Daerah kekuasaan Kerajaan Labala sebelum masuknya Agama Islam, meliputi sebahagian wilayah yang kini masuk kecamatan Ata Dei dan kecamatan Wulandoni. Ada beberapa desa yang menjadi daerah kekusaan Kerajaan Labala di antaranya, Atawolo, Pewwut, Karangora, Waiwejak dan beberapa desa kecil yang kini masuk wilayah administrative kecamatan Atadei. Selain itu ada beberapa desa pesisir yang menjadi wilayah kekuasaan Kerajaan Labala diantaranya, Kahatawa , Mulandoro (Lamanunang), Leworaja (Pusaat Kerajaan Labala), Mulankera, Luki-Pantai Harapan, Nuhalela (wulandoni) dan Posiwatu yang kini menjadi wilayah administrative kecamatan Wulandoni. Dari bentang kekusaan Kerajaan Labala inilah masyarakat yang berada di bawah kekuasaan Kerajaan Labala di kemudian hari disebut atau diidentikkan sebagai orang Labala, termasuk mereka yang non muslim seperti masyarakat Kahatawa, Mulandoro, Mulankera, Nuhalela (wulan doni) dan Posiwatu.
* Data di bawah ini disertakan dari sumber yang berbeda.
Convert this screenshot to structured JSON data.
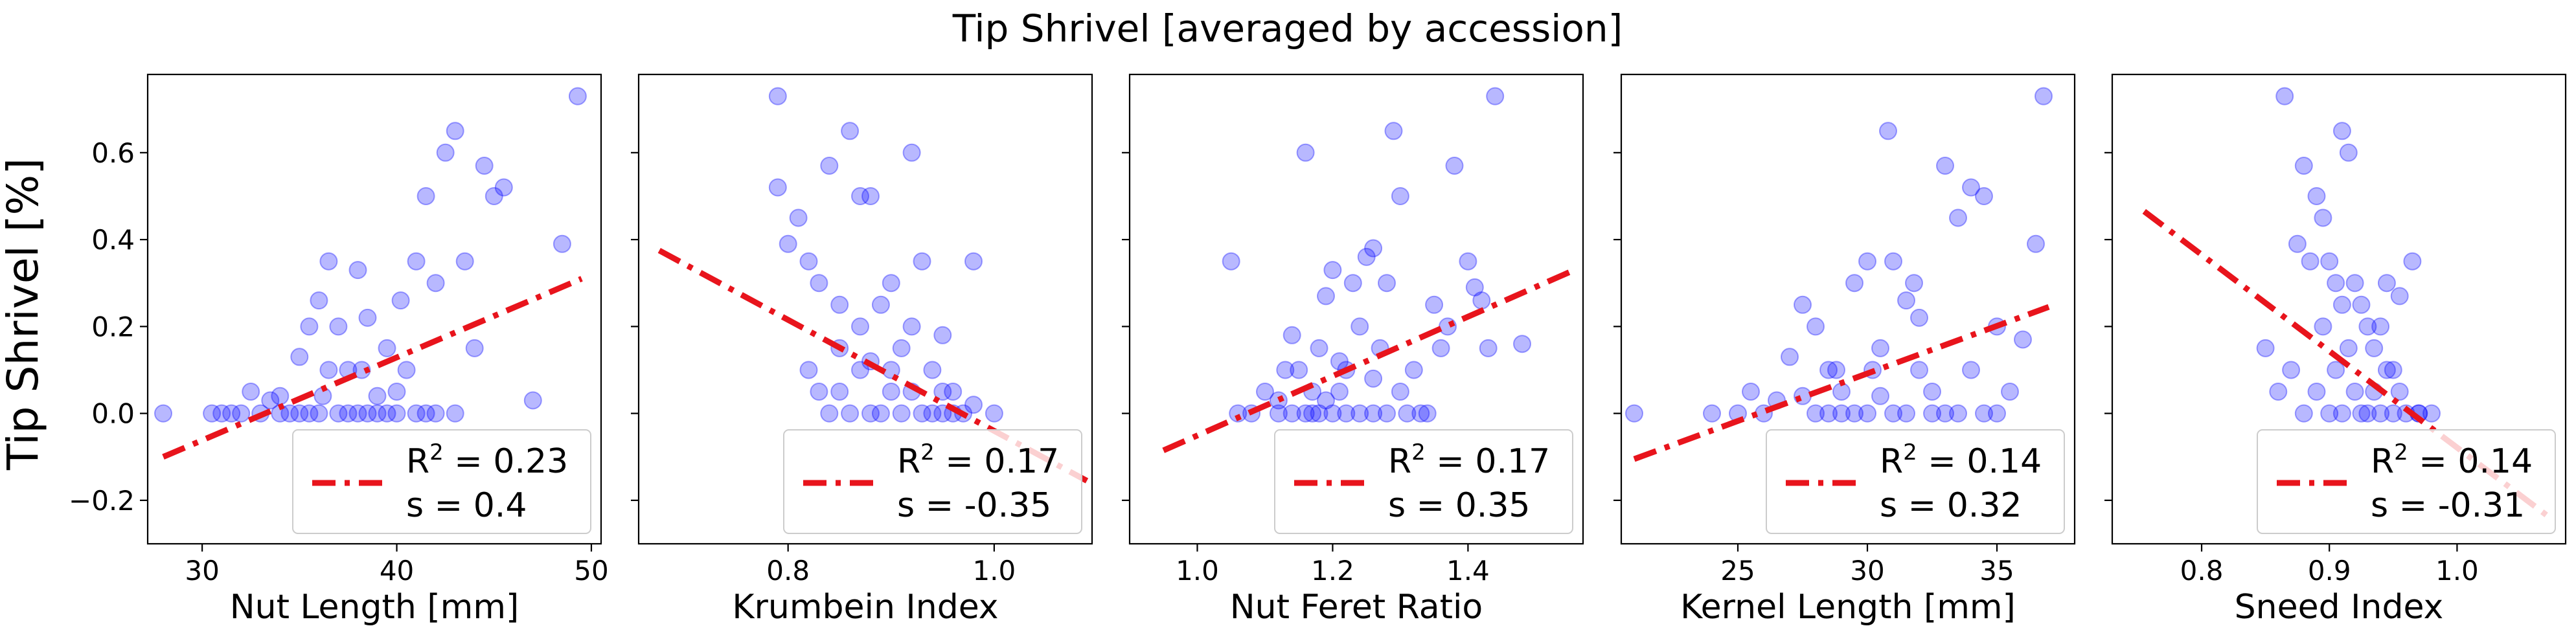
{
  "figure_title": "Tip Shrivel [averaged by accession]",
  "ylabel": "Tip Shrivel [%]",
  "colors": {
    "points": "#0000ff",
    "fit": "#e8141c"
  },
  "chart_data": [
    {
      "type": "scatter",
      "xlabel": "Nut Length [mm]",
      "xlim": [
        27.2,
        50.5
      ],
      "ylim": [
        -0.3,
        0.78
      ],
      "xticks": [
        30,
        40,
        50
      ],
      "yticks": [
        -0.2,
        0.0,
        0.2,
        0.4,
        0.6
      ],
      "yticklabels": [
        "−0.2",
        "0.0",
        "0.2",
        "0.4",
        "0.6"
      ],
      "fit": {
        "x": [
          28.0,
          49.5
        ],
        "y": [
          -0.1,
          0.31
        ]
      },
      "legend": {
        "r2": "0.23",
        "s": "0.4"
      },
      "points": [
        [
          28.0,
          0.0
        ],
        [
          30.5,
          0.0
        ],
        [
          31.0,
          0.0
        ],
        [
          31.5,
          0.0
        ],
        [
          32.0,
          0.0
        ],
        [
          32.5,
          0.05
        ],
        [
          33.0,
          0.0
        ],
        [
          33.5,
          0.03
        ],
        [
          34.0,
          0.0
        ],
        [
          34.5,
          0.0
        ],
        [
          35.0,
          0.13
        ],
        [
          35.5,
          0.2
        ],
        [
          36.0,
          0.26
        ],
        [
          36.5,
          0.35
        ],
        [
          37.0,
          0.0
        ],
        [
          37.5,
          0.1
        ],
        [
          38.0,
          0.33
        ],
        [
          38.5,
          0.22
        ],
        [
          39.0,
          0.0
        ],
        [
          39.5,
          0.15
        ],
        [
          40.0,
          0.05
        ],
        [
          41.0,
          0.35
        ],
        [
          41.5,
          0.5
        ],
        [
          42.0,
          0.0
        ],
        [
          42.5,
          0.6
        ],
        [
          43.0,
          0.65
        ],
        [
          43.5,
          0.35
        ],
        [
          44.0,
          0.15
        ],
        [
          44.5,
          0.57
        ],
        [
          45.0,
          0.5
        ],
        [
          45.5,
          0.52
        ],
        [
          47.0,
          0.03
        ],
        [
          48.5,
          0.39
        ],
        [
          49.3,
          0.73
        ],
        [
          34.0,
          0.04
        ],
        [
          35.0,
          0.0
        ],
        [
          36.0,
          0.0
        ],
        [
          36.5,
          0.1
        ],
        [
          37.0,
          0.2
        ],
        [
          37.5,
          0.0
        ],
        [
          38.0,
          0.0
        ],
        [
          38.5,
          0.0
        ],
        [
          39.0,
          0.04
        ],
        [
          39.5,
          0.0
        ],
        [
          40.0,
          0.0
        ],
        [
          40.5,
          0.1
        ],
        [
          41.0,
          0.0
        ],
        [
          41.5,
          0.0
        ],
        [
          42.0,
          0.3
        ],
        [
          43.0,
          0.0
        ],
        [
          35.5,
          0.0
        ],
        [
          36.2,
          0.04
        ],
        [
          38.2,
          0.1
        ],
        [
          40.2,
          0.26
        ]
      ]
    },
    {
      "type": "scatter",
      "xlabel": "Krumbein Index",
      "xlim": [
        0.655,
        1.095
      ],
      "ylim": [
        -0.3,
        0.78
      ],
      "xticks": [
        0.8,
        1.0
      ],
      "yticks": [
        -0.2,
        0.0,
        0.2,
        0.4,
        0.6
      ],
      "yticklabels": [
        "",
        "",
        "",
        "",
        ""
      ],
      "fit": {
        "x": [
          0.675,
          1.09
        ],
        "y": [
          0.375,
          -0.155
        ]
      },
      "legend": {
        "r2": "0.17",
        "s": "-0.35"
      },
      "points": [
        [
          0.79,
          0.73
        ],
        [
          0.79,
          0.52
        ],
        [
          0.8,
          0.39
        ],
        [
          0.82,
          0.35
        ],
        [
          0.84,
          0.57
        ],
        [
          0.86,
          0.65
        ],
        [
          0.87,
          0.5
        ],
        [
          0.88,
          0.5
        ],
        [
          0.92,
          0.6
        ],
        [
          0.93,
          0.35
        ],
        [
          0.98,
          0.35
        ],
        [
          0.81,
          0.45
        ],
        [
          0.83,
          0.3
        ],
        [
          0.85,
          0.25
        ],
        [
          0.87,
          0.2
        ],
        [
          0.89,
          0.25
        ],
        [
          0.9,
          0.3
        ],
        [
          0.91,
          0.15
        ],
        [
          0.92,
          0.05
        ],
        [
          0.94,
          0.1
        ],
        [
          0.95,
          0.05
        ],
        [
          0.96,
          0.0
        ],
        [
          0.97,
          0.0
        ],
        [
          0.98,
          0.02
        ],
        [
          1.0,
          0.0
        ],
        [
          0.82,
          0.1
        ],
        [
          0.84,
          0.0
        ],
        [
          0.85,
          0.05
        ],
        [
          0.86,
          0.0
        ],
        [
          0.88,
          0.0
        ],
        [
          0.89,
          0.0
        ],
        [
          0.9,
          0.05
        ],
        [
          0.91,
          0.0
        ],
        [
          0.93,
          0.0
        ],
        [
          0.94,
          0.0
        ],
        [
          0.95,
          0.0
        ],
        [
          0.96,
          0.05
        ],
        [
          0.87,
          0.1
        ],
        [
          0.85,
          0.15
        ],
        [
          0.83,
          0.05
        ],
        [
          0.92,
          0.2
        ],
        [
          0.9,
          0.1
        ],
        [
          0.88,
          0.12
        ],
        [
          0.95,
          0.18
        ]
      ]
    },
    {
      "type": "scatter",
      "xlabel": "Nut Feret Ratio",
      "xlim": [
        0.9,
        1.57
      ],
      "ylim": [
        -0.3,
        0.78
      ],
      "xticks": [
        1.0,
        1.2,
        1.4
      ],
      "yticks": [
        -0.2,
        0.0,
        0.2,
        0.4,
        0.6
      ],
      "yticklabels": [
        "",
        "",
        "",
        "",
        ""
      ],
      "fit": {
        "x": [
          0.95,
          1.55
        ],
        "y": [
          -0.085,
          0.325
        ]
      },
      "legend": {
        "r2": "0.17",
        "s": "0.35"
      },
      "points": [
        [
          1.05,
          0.35
        ],
        [
          1.06,
          0.0
        ],
        [
          1.08,
          0.0
        ],
        [
          1.1,
          0.05
        ],
        [
          1.12,
          0.03
        ],
        [
          1.13,
          0.1
        ],
        [
          1.14,
          0.18
        ],
        [
          1.15,
          0.1
        ],
        [
          1.16,
          0.6
        ],
        [
          1.17,
          0.0
        ],
        [
          1.18,
          0.15
        ],
        [
          1.19,
          0.27
        ],
        [
          1.2,
          0.33
        ],
        [
          1.21,
          0.05
        ],
        [
          1.22,
          0.1
        ],
        [
          1.23,
          0.3
        ],
        [
          1.24,
          0.2
        ],
        [
          1.25,
          0.36
        ],
        [
          1.26,
          0.38
        ],
        [
          1.27,
          0.15
        ],
        [
          1.28,
          0.3
        ],
        [
          1.29,
          0.65
        ],
        [
          1.3,
          0.5
        ],
        [
          1.31,
          0.0
        ],
        [
          1.32,
          0.1
        ],
        [
          1.33,
          0.0
        ],
        [
          1.34,
          0.0
        ],
        [
          1.35,
          0.25
        ],
        [
          1.36,
          0.15
        ],
        [
          1.37,
          0.2
        ],
        [
          1.38,
          0.57
        ],
        [
          1.4,
          0.35
        ],
        [
          1.41,
          0.29
        ],
        [
          1.42,
          0.26
        ],
        [
          1.43,
          0.15
        ],
        [
          1.44,
          0.73
        ],
        [
          1.48,
          0.16
        ],
        [
          1.12,
          0.0
        ],
        [
          1.14,
          0.0
        ],
        [
          1.16,
          0.0
        ],
        [
          1.18,
          0.0
        ],
        [
          1.2,
          0.0
        ],
        [
          1.22,
          0.0
        ],
        [
          1.24,
          0.0
        ],
        [
          1.26,
          0.0
        ],
        [
          1.28,
          0.0
        ],
        [
          1.3,
          0.05
        ],
        [
          1.17,
          0.05
        ],
        [
          1.21,
          0.12
        ],
        [
          1.26,
          0.08
        ],
        [
          1.19,
          0.03
        ]
      ]
    },
    {
      "type": "scatter",
      "xlabel": "Kernel Length [mm]",
      "xlim": [
        20.5,
        38.0
      ],
      "ylim": [
        -0.3,
        0.78
      ],
      "xticks": [
        25,
        30,
        35
      ],
      "yticks": [
        -0.2,
        0.0,
        0.2,
        0.4,
        0.6
      ],
      "yticklabels": [
        "",
        "",
        "",
        "",
        ""
      ],
      "fit": {
        "x": [
          21.0,
          37.0
        ],
        "y": [
          -0.105,
          0.245
        ]
      },
      "legend": {
        "r2": "0.14",
        "s": "0.32"
      },
      "points": [
        [
          21.0,
          0.0
        ],
        [
          24.0,
          0.0
        ],
        [
          25.0,
          0.0
        ],
        [
          25.5,
          0.05
        ],
        [
          26.0,
          0.0
        ],
        [
          26.5,
          0.03
        ],
        [
          27.0,
          0.13
        ],
        [
          27.5,
          0.25
        ],
        [
          28.0,
          0.2
        ],
        [
          28.5,
          0.1
        ],
        [
          29.0,
          0.0
        ],
        [
          29.5,
          0.3
        ],
        [
          30.0,
          0.35
        ],
        [
          30.5,
          0.15
        ],
        [
          30.8,
          0.65
        ],
        [
          31.0,
          0.35
        ],
        [
          31.5,
          0.26
        ],
        [
          32.0,
          0.22
        ],
        [
          32.5,
          0.0
        ],
        [
          33.0,
          0.57
        ],
        [
          33.5,
          0.45
        ],
        [
          34.0,
          0.52
        ],
        [
          34.5,
          0.5
        ],
        [
          35.0,
          0.2
        ],
        [
          35.5,
          0.05
        ],
        [
          36.0,
          0.17
        ],
        [
          36.5,
          0.39
        ],
        [
          36.8,
          0.73
        ],
        [
          27.5,
          0.04
        ],
        [
          28.0,
          0.0
        ],
        [
          28.5,
          0.0
        ],
        [
          29.0,
          0.05
        ],
        [
          29.5,
          0.0
        ],
        [
          30.0,
          0.0
        ],
        [
          30.5,
          0.04
        ],
        [
          31.0,
          0.0
        ],
        [
          31.5,
          0.0
        ],
        [
          32.0,
          0.1
        ],
        [
          32.5,
          0.05
        ],
        [
          33.0,
          0.0
        ],
        [
          33.5,
          0.0
        ],
        [
          34.0,
          0.1
        ],
        [
          34.5,
          0.0
        ],
        [
          35.0,
          0.0
        ],
        [
          28.8,
          0.1
        ],
        [
          30.2,
          0.1
        ],
        [
          31.8,
          0.3
        ]
      ]
    },
    {
      "type": "scatter",
      "xlabel": "Sneed Index",
      "xlim": [
        0.73,
        1.085
      ],
      "ylim": [
        -0.3,
        0.78
      ],
      "xticks": [
        0.8,
        0.9,
        1.0
      ],
      "yticks": [
        -0.2,
        0.0,
        0.2,
        0.4,
        0.6
      ],
      "yticklabels": [
        "",
        "",
        "",
        "",
        ""
      ],
      "fit": {
        "x": [
          0.755,
          1.075
        ],
        "y": [
          0.465,
          -0.245
        ]
      },
      "legend": {
        "r2": "0.14",
        "s": "-0.31"
      },
      "points": [
        [
          0.865,
          0.73
        ],
        [
          0.88,
          0.57
        ],
        [
          0.89,
          0.5
        ],
        [
          0.895,
          0.45
        ],
        [
          0.91,
          0.65
        ],
        [
          0.915,
          0.6
        ],
        [
          0.875,
          0.39
        ],
        [
          0.885,
          0.35
        ],
        [
          0.9,
          0.35
        ],
        [
          0.905,
          0.3
        ],
        [
          0.92,
          0.3
        ],
        [
          0.925,
          0.25
        ],
        [
          0.93,
          0.2
        ],
        [
          0.935,
          0.15
        ],
        [
          0.94,
          0.2
        ],
        [
          0.945,
          0.1
        ],
        [
          0.95,
          0.1
        ],
        [
          0.955,
          0.05
        ],
        [
          0.965,
          0.35
        ],
        [
          0.97,
          0.0
        ],
        [
          0.85,
          0.15
        ],
        [
          0.86,
          0.05
        ],
        [
          0.87,
          0.1
        ],
        [
          0.88,
          0.0
        ],
        [
          0.89,
          0.05
        ],
        [
          0.9,
          0.0
        ],
        [
          0.91,
          0.0
        ],
        [
          0.92,
          0.05
        ],
        [
          0.93,
          0.0
        ],
        [
          0.94,
          0.0
        ],
        [
          0.95,
          0.0
        ],
        [
          0.96,
          0.0
        ],
        [
          0.97,
          0.0
        ],
        [
          0.98,
          0.0
        ],
        [
          0.905,
          0.1
        ],
        [
          0.915,
          0.15
        ],
        [
          0.925,
          0.0
        ],
        [
          0.935,
          0.05
        ],
        [
          0.945,
          0.3
        ],
        [
          0.955,
          0.27
        ],
        [
          0.895,
          0.2
        ],
        [
          0.91,
          0.25
        ]
      ]
    }
  ]
}
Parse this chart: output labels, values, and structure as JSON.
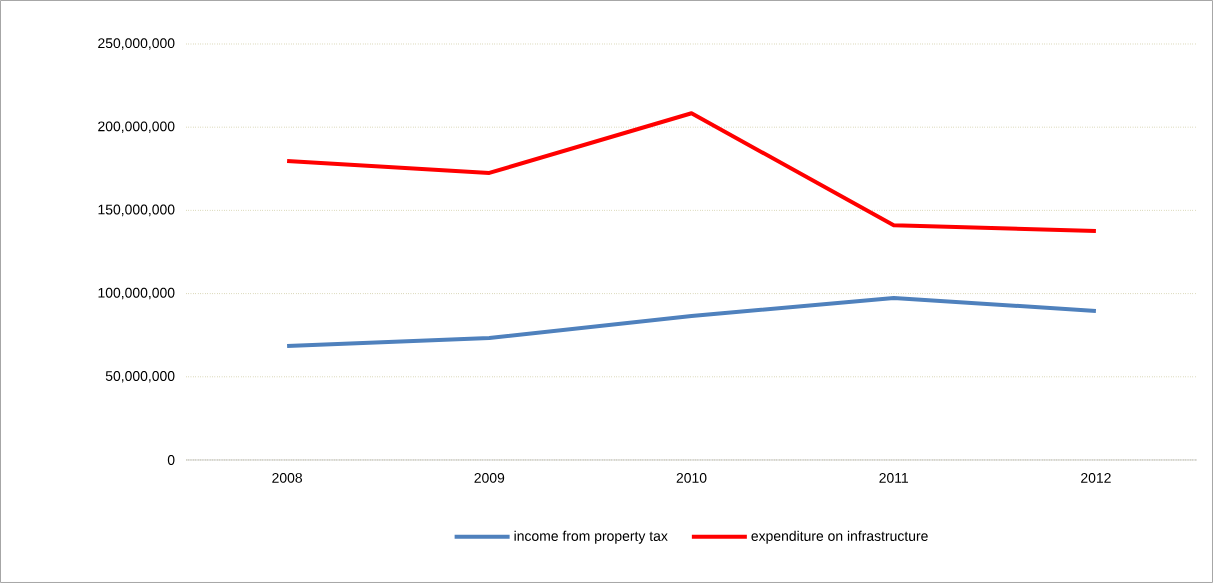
{
  "chart_data": {
    "type": "line",
    "categories": [
      "2008",
      "2009",
      "2010",
      "2011",
      "2012"
    ],
    "series": [
      {
        "name": "income from property tax",
        "color": "#4f81bd",
        "values": [
          68500000,
          73300000,
          86500000,
          97400000,
          89500000
        ]
      },
      {
        "name": "expenditure on infrastructure",
        "color": "#ff0000",
        "values": [
          179700000,
          172500000,
          208400000,
          141000000,
          137600000
        ]
      }
    ],
    "ylim": [
      0,
      250000000
    ],
    "yticks": [
      {
        "value": 0,
        "label": "0"
      },
      {
        "value": 50000000,
        "label": "50,000,000"
      },
      {
        "value": 100000000,
        "label": "100,000,000"
      },
      {
        "value": 150000000,
        "label": "150,000,000"
      },
      {
        "value": 200000000,
        "label": "200,000,000"
      },
      {
        "value": 250000000,
        "label": "250,000,000"
      }
    ],
    "grid": "y",
    "legend": "bottom",
    "marker": "none",
    "line_style": "solid"
  }
}
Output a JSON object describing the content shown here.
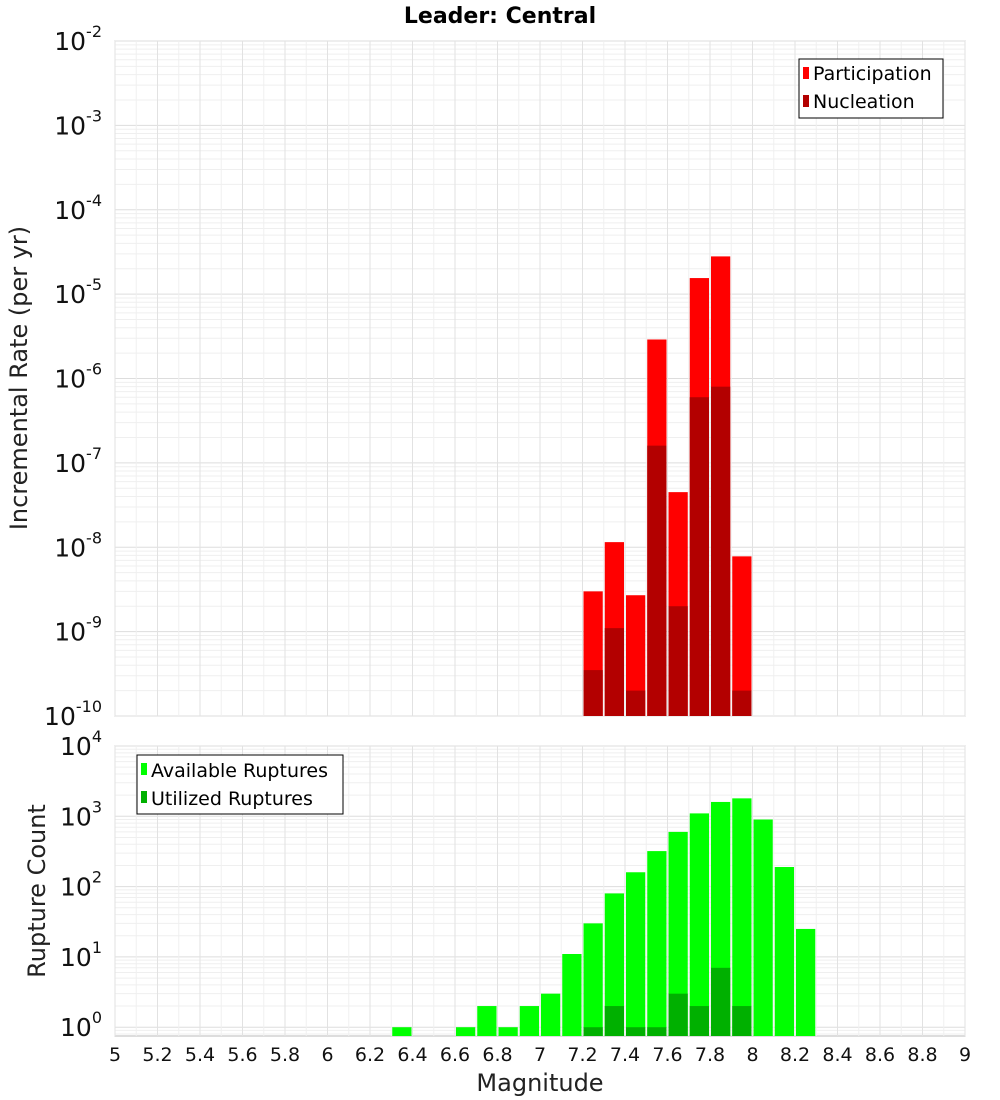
{
  "title": "Leader: Central",
  "xlabel": "Magnitude",
  "chart_data": [
    {
      "type": "bar",
      "title": "Leader: Central",
      "xlabel": "",
      "ylabel": "Incremental Rate (per yr)",
      "yscale": "log",
      "ylim": [
        1e-10,
        0.01
      ],
      "xlim": [
        5,
        9
      ],
      "bar_width": 0.1,
      "grid": true,
      "legend_position": "top-right",
      "series": [
        {
          "name": "Participation",
          "color": "#ff0000",
          "x": [
            7.25,
            7.35,
            7.45,
            7.55,
            7.65,
            7.75,
            7.85,
            7.95
          ],
          "values": [
            3e-09,
            1.15e-08,
            2.7e-09,
            2.9e-06,
            4.5e-08,
            1.55e-05,
            2.8e-05,
            7.8e-09
          ]
        },
        {
          "name": "Nucleation",
          "color": "#b30000",
          "x": [
            7.25,
            7.35,
            7.45,
            7.55,
            7.65,
            7.75,
            7.85,
            7.95
          ],
          "values": [
            3.5e-10,
            1.1e-09,
            2e-10,
            1.6e-07,
            2e-09,
            6e-07,
            8e-07,
            2e-10
          ]
        }
      ]
    },
    {
      "type": "bar",
      "title": "",
      "xlabel": "Magnitude",
      "ylabel": "Rupture Count",
      "yscale": "log",
      "ylim": [
        0.75,
        10000
      ],
      "xlim": [
        5,
        9
      ],
      "bar_width": 0.1,
      "grid": true,
      "legend_position": "top-left",
      "series": [
        {
          "name": "Available Ruptures",
          "color": "#00ff00",
          "x": [
            6.35,
            6.65,
            6.75,
            6.85,
            6.95,
            7.05,
            7.15,
            7.25,
            7.35,
            7.45,
            7.55,
            7.65,
            7.75,
            7.85,
            7.95,
            8.05,
            8.15,
            8.25
          ],
          "values": [
            1,
            1,
            2,
            1,
            2,
            3,
            11,
            30,
            80,
            160,
            320,
            600,
            1100,
            1600,
            1800,
            900,
            190,
            25
          ]
        },
        {
          "name": "Utilized Ruptures",
          "color": "#00b000",
          "x": [
            7.25,
            7.35,
            7.45,
            7.55,
            7.65,
            7.75,
            7.85,
            7.95
          ],
          "values": [
            1,
            2,
            1,
            1,
            3,
            2,
            7,
            2
          ]
        }
      ]
    }
  ],
  "x_tick_labels": [
    "5",
    "5.2",
    "5.4",
    "5.6",
    "5.8",
    "6",
    "6.2",
    "6.4",
    "6.6",
    "6.8",
    "7",
    "7.2",
    "7.4",
    "7.6",
    "7.8",
    "8",
    "8.2",
    "8.4",
    "8.6",
    "8.8",
    "9"
  ],
  "top_y_ticks": [
    {
      "exp": -10,
      "base": "10",
      "sup": "-10"
    },
    {
      "exp": -9,
      "base": "10",
      "sup": "-9"
    },
    {
      "exp": -8,
      "base": "10",
      "sup": "-8"
    },
    {
      "exp": -7,
      "base": "10",
      "sup": "-7"
    },
    {
      "exp": -6,
      "base": "10",
      "sup": "-6"
    },
    {
      "exp": -5,
      "base": "10",
      "sup": "-5"
    },
    {
      "exp": -4,
      "base": "10",
      "sup": "-4"
    },
    {
      "exp": -3,
      "base": "10",
      "sup": "-3"
    },
    {
      "exp": -2,
      "base": "10",
      "sup": "-2"
    }
  ],
  "bottom_y_ticks": [
    {
      "exp": 0,
      "base": "10",
      "sup": "0"
    },
    {
      "exp": 1,
      "base": "10",
      "sup": "1"
    },
    {
      "exp": 2,
      "base": "10",
      "sup": "2"
    },
    {
      "exp": 3,
      "base": "10",
      "sup": "3"
    },
    {
      "exp": 4,
      "base": "10",
      "sup": "4"
    }
  ]
}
B. Islam Jadi Agama Resmi Kerajaan Labala

Sebagaimana yang telah disebutkan di atas, Agama Islam masuk ke Kerajaan Labala dan di terima sebagai agama resmi di kerajaan Labala pada tahun 1896 pada masa pemerintahan Raja Baha Mayeli, dan mencapai puncak kejayaannya pada masa kekuasaan Sang Putra Mahkota, Raja Ibrahim Baha Mayeli (1926).

Pada masa Raja Ibrahim Baha Mayeli (1926) ini untuk pertama kalinya dibangun mushallah sebagai tempat ibadah pertama yang diberi nama al-Muqarrabin Labala. Pilihan nama al-Muqarrabin sebagai nama mushallah dengan harapan, Raja dan Ribu-ratu (masyarakat) di Kerajaan Labala lebih mendekatkan diri kepada Allah SWT sebagai Tuhan yang diimani dalam keyakinan baru mereka yaitu agama Islam. Mushallah al-Muqarrabin di kemudian hari dibangun menjadi Mesjid dengan nama yang sama hingga kini yaitu Mesjid al-Muqarrabin Labala di Desa Leworaja-Kecamatan Wulandoni, Kabupaten Lembata-NTT. Mesjid al-Muqarrabin Labala merupakan salah satu mesjid tertua di NTT yang dibangun pada tahun 1926[7].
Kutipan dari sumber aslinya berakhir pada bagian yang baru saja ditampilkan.